I go among trees and sit still.
All my stirring becomes quiet
Around me like circles on water.
My tasks lie in their places
Where I left them, asleep like cattle…
I like this poem because it is very meditative and peaceful. I can actually see myself outside.
Wendell Berry Info:
Berry has taught at Stanford University, Georgetown College, New York University, the University of Cincinnati, and Bucknell University. He taught at his alma mater, the University of Kentucky from 1964-77, and again from 1987-93.

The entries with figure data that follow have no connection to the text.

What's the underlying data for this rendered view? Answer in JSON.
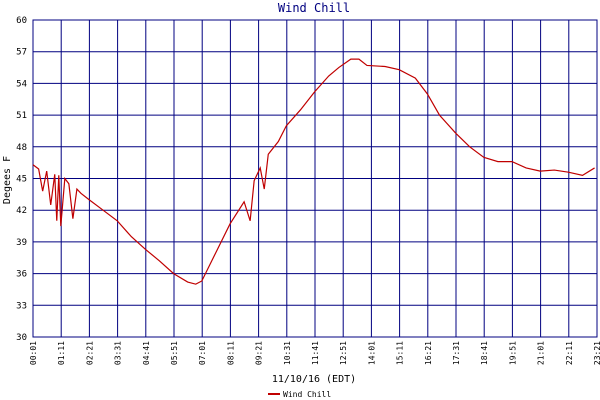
{
  "chart_data": {
    "type": "line",
    "title": "Wind Chill",
    "x_label": "11/10/16 (EDT)",
    "y_label": "Degees F",
    "x": [
      1,
      15,
      25,
      35,
      45,
      55,
      60,
      65,
      70,
      80,
      90,
      100,
      110,
      120,
      140,
      175,
      210,
      245,
      280,
      315,
      350,
      385,
      405,
      420,
      455,
      490,
      525,
      540,
      550,
      565,
      575,
      585,
      610,
      630,
      665,
      700,
      735,
      760,
      790,
      810,
      830,
      875,
      910,
      950,
      980,
      1010,
      1050,
      1085,
      1120,
      1155,
      1190,
      1225,
      1260,
      1295,
      1330,
      1365,
      1395
    ],
    "series": [
      {
        "name": "Wind Chill",
        "color": "#c00000",
        "values": [
          46.3,
          45.9,
          43.8,
          45.7,
          42.5,
          45.4,
          41.0,
          45.3,
          40.5,
          45.0,
          44.5,
          41.2,
          44.0,
          43.6,
          43.0,
          42.0,
          41.0,
          39.5,
          38.3,
          37.2,
          36.0,
          35.2,
          35.0,
          35.3,
          38.0,
          40.7,
          42.8,
          41.0,
          44.8,
          46.0,
          44.0,
          47.3,
          48.5,
          50.0,
          51.5,
          53.2,
          54.7,
          55.5,
          56.3,
          56.3,
          55.7,
          55.6,
          55.3,
          54.5,
          53.0,
          51.0,
          49.3,
          48.0,
          47.0,
          46.6,
          46.6,
          46.0,
          45.7,
          45.8,
          45.6,
          45.3,
          46.0
        ]
      }
    ],
    "xlim": [
      1,
      1401
    ],
    "xticks": [
      {
        "value": 1,
        "label": "00:01"
      },
      {
        "value": 71,
        "label": "01:11"
      },
      {
        "value": 141,
        "label": "02:21"
      },
      {
        "value": 211,
        "label": "03:31"
      },
      {
        "value": 281,
        "label": "04:41"
      },
      {
        "value": 351,
        "label": "05:51"
      },
      {
        "value": 421,
        "label": "07:01"
      },
      {
        "value": 491,
        "label": "08:11"
      },
      {
        "value": 561,
        "label": "09:21"
      },
      {
        "value": 631,
        "label": "10:31"
      },
      {
        "value": 701,
        "label": "11:41"
      },
      {
        "value": 771,
        "label": "12:51"
      },
      {
        "value": 841,
        "label": "14:01"
      },
      {
        "value": 911,
        "label": "15:11"
      },
      {
        "value": 981,
        "label": "16:21"
      },
      {
        "value": 1051,
        "label": "17:31"
      },
      {
        "value": 1121,
        "label": "18:41"
      },
      {
        "value": 1191,
        "label": "19:51"
      },
      {
        "value": 1261,
        "label": "21:01"
      },
      {
        "value": 1331,
        "label": "22:11"
      },
      {
        "value": 1401,
        "label": "23:21"
      }
    ],
    "ylim": [
      30,
      60
    ],
    "yticks": [
      30,
      33,
      36,
      39,
      42,
      45,
      48,
      51,
      54,
      57,
      60
    ],
    "grid": true,
    "legend": "bottom"
  }
}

The author of more than 40 works of fiction, nonfiction, and poetry, Wendell Berry has been the recipient of numerous awards and honors, including a Guggenheim Foundation Fellowship (1962), the Vachel Lindsay Prize from Poetry (1962), a Rockefeller Foundation Fellowship (1965), a National Institute of Arts and Letters award for writing (1971), the Emily Clark Balch Prize from The Virginia Quarterly Review (1974), the American Academy of Arts and Letters Jean Stein Award (1987), a Lannan Foundation Award for Non-Fiction (1989), Membership in the Fellowship of Southern Writers (1991), the Ingersoll Foundation's T. S. Eliot Award (1994), the John Hay Award (1997), the Lyndhurst Prize (1997), and the Aitken-Taylor Award for Poetry from The Sewanee Review (1998). His books include the novel Hannah Coulter (2004), the essay collections Citizenship Papers (2005) and The Way of Ignorance (2006), and Given: Poems (2005), all available from Counterpoint. Berry's latest works include The Mad Farmer Poems (2008) and Whitefoot (2009), which features illustrations by Davis Te Selle.
He lives and works with his wife, Tanya Berry, on their farm in Port Royal, Kentucky.

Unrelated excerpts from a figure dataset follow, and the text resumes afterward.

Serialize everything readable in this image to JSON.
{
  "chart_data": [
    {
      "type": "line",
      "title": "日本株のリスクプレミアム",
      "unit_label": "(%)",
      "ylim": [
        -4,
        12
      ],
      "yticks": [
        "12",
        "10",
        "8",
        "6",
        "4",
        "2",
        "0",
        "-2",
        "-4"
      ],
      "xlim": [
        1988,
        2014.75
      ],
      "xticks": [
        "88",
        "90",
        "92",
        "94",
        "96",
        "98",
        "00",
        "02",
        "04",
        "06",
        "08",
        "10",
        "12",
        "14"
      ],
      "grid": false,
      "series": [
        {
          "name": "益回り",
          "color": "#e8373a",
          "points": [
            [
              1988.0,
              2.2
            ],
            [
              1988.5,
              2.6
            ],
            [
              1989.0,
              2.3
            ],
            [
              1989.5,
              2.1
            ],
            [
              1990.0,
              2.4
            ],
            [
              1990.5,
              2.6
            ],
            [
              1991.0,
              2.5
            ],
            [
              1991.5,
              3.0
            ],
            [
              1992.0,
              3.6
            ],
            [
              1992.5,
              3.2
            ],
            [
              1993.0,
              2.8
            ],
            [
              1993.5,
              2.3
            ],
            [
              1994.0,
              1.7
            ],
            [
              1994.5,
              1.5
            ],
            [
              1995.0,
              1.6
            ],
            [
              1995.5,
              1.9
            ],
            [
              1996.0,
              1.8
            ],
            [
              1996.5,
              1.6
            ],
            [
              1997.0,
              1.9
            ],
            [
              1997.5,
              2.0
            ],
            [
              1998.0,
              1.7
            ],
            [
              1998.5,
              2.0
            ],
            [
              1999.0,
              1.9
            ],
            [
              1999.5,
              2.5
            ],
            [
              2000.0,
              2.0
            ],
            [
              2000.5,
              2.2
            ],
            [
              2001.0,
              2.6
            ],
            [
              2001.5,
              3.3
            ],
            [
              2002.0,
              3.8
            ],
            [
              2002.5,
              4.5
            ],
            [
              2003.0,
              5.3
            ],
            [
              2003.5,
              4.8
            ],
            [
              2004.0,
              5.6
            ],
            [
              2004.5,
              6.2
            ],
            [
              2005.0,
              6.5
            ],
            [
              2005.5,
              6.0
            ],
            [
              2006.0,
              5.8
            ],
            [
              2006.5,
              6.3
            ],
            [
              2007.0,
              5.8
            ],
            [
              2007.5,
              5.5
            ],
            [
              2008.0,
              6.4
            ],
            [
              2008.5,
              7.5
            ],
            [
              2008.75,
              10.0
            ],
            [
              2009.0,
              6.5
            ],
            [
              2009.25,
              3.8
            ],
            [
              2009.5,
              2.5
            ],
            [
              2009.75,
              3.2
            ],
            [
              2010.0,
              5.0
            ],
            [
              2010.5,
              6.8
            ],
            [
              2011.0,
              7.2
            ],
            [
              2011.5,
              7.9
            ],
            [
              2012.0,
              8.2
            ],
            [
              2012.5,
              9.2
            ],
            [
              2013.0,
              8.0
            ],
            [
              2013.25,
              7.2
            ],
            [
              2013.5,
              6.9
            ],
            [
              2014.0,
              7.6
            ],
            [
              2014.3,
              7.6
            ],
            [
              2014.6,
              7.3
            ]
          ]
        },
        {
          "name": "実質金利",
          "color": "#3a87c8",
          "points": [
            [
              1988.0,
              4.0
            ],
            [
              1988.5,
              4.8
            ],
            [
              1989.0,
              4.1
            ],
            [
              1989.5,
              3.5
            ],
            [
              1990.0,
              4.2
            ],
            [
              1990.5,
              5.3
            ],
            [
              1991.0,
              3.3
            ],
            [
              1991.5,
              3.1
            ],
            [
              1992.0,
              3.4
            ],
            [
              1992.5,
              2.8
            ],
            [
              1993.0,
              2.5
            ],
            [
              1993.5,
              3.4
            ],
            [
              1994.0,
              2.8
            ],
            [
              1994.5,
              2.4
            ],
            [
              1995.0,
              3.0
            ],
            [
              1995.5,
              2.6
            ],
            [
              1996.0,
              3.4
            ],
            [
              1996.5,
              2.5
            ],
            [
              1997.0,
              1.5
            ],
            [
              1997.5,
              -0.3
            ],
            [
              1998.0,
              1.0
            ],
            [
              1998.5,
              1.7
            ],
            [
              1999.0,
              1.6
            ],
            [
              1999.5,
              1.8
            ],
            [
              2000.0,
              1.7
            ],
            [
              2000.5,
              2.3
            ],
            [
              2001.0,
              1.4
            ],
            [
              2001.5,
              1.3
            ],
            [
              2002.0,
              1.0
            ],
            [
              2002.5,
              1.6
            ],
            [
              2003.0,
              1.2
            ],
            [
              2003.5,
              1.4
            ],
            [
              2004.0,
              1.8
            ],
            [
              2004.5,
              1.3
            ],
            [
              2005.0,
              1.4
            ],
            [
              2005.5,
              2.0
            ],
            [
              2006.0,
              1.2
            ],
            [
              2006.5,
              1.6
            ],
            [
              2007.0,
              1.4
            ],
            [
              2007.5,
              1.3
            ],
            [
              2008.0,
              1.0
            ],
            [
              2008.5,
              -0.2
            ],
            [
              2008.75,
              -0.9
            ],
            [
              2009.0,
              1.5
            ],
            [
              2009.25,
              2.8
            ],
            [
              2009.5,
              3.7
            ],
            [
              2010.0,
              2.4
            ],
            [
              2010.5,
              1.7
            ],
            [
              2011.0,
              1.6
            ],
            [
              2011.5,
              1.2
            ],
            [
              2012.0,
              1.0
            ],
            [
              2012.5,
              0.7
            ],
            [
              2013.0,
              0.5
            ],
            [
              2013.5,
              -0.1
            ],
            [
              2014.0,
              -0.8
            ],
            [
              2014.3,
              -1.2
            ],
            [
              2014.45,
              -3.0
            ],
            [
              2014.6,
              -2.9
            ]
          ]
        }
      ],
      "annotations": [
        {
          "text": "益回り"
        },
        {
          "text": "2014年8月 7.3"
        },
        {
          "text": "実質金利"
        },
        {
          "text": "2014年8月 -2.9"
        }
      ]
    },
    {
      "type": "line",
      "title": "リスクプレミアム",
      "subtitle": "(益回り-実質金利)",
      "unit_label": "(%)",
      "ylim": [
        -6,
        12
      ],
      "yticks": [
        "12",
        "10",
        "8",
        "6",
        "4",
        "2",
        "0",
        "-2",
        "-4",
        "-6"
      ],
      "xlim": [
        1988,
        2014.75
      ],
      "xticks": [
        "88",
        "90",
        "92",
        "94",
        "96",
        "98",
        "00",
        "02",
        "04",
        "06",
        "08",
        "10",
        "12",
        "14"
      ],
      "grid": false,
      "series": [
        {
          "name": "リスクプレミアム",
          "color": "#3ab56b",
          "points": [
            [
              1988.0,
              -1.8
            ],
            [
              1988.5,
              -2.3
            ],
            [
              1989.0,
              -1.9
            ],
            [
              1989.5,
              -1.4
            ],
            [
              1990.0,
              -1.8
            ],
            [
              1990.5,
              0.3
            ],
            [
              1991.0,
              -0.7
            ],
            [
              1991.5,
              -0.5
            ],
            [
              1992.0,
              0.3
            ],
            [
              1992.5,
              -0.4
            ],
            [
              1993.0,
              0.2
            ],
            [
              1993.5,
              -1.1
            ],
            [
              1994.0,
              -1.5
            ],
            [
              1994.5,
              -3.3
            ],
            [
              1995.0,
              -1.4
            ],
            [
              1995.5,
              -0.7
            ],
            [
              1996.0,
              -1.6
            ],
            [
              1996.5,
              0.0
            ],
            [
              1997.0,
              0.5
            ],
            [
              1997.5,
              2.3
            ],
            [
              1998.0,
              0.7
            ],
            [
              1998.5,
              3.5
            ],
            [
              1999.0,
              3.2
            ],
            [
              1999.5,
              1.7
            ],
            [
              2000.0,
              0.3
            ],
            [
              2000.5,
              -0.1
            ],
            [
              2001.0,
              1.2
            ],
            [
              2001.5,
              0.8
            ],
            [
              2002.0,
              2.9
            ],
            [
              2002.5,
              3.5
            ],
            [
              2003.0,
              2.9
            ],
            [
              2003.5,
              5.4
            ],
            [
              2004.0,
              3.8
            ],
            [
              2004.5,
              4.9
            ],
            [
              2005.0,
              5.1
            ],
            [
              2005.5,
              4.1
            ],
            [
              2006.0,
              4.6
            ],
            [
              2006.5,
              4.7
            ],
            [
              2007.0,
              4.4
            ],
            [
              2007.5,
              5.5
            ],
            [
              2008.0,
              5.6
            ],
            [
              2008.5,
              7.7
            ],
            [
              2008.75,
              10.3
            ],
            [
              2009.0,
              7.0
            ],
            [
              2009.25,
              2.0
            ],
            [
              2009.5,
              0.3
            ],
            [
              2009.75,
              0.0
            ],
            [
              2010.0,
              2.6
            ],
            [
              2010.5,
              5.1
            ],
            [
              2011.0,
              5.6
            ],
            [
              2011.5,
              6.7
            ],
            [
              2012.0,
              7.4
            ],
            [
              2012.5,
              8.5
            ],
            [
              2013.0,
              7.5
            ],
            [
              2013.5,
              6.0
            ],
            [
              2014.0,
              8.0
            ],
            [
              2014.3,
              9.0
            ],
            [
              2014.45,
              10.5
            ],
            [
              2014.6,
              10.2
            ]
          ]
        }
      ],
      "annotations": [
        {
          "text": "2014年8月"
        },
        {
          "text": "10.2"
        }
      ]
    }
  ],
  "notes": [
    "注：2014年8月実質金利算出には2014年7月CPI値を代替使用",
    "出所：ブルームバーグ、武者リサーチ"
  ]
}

It was as a poet that Berry first gained literary recognition. In volumes such as The Broken Ground, Openings: Poems, Farming: A Handbook, and The Country of Marriage, he wrote of the countryside, the turning of the seasons, the routines of the farm, the life of the family, and the spiritual aspects of the natural world. Reviewing Collected Poems, 1957-1982, New York Times Book Review contributor David Ray called Berry's style "resonant" and "authentic," and claimed that the poet "can be said to have returned American poetry to a Wordsworthian clarity of purpose. ... There are times when we might think he is returning us to the simplicities of John Clare or the crustiness of Robert Frost. ... But, as with every major poet, passages in which style threatens to become a voice of its own suddenly give way, like the sound of chopping in a murmurous forest, to lines of power and memorable resonance. Many of Mr. Berry's short poems are as fine as any written in our time."